Congratulations on the data. Two questions for me. I recognize that the data collection is still continuing. But just curious if you could share anything on what you saw with the FibroScan measurements or other fibrosis biomarkers and when we might see that data?

Those data are -- have not been analyzed and now analyses are being conducted -- will be conducted over the next few weeks. We do expect to have additional data to share but within a reasonable time frame from today without specifying the exact date.

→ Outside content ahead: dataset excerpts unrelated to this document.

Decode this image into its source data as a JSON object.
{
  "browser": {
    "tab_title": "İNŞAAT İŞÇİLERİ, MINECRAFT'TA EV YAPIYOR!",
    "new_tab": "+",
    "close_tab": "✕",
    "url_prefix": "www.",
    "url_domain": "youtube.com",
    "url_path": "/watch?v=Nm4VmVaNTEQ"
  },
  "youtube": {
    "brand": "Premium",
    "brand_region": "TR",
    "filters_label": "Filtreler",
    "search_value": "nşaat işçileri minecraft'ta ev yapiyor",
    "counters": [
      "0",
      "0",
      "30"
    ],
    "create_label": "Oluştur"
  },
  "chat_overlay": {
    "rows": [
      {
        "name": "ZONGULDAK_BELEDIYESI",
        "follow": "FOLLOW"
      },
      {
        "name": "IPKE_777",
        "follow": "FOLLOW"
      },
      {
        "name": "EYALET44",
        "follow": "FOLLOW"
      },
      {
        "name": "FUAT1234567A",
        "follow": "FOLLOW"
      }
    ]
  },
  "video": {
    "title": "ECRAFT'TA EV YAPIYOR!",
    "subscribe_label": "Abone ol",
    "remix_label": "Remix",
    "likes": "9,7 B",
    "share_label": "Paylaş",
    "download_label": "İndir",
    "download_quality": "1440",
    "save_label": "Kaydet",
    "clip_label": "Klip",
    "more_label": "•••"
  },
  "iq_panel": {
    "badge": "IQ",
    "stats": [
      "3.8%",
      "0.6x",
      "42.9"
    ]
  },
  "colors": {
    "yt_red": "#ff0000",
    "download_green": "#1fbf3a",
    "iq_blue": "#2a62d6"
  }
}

Got it. And then just with the totality of the data you have now, does this change your outlook for MAESTRO-NASH in anyway? And then can you just confirm that this is still on track for top line release in the third quarter of this year?

MAESTRO-NASH is still on track for the third quarter. As we had indicated in making a decision on the dosing and strategy for MAESTRO-NASH, we believe that both doses, 80 and 100 milligrams, will successfully achieve the endpoints. Clearly, this study shows that. And it also increases confidence in the higher dose group of 100 milligrams, where we had really limited data until -- first, the open-label arm of MAESTRO-NAFLD and now this blinded 100-milligram dose arm.

Our next question comes from Akash Tewari with Jefferies.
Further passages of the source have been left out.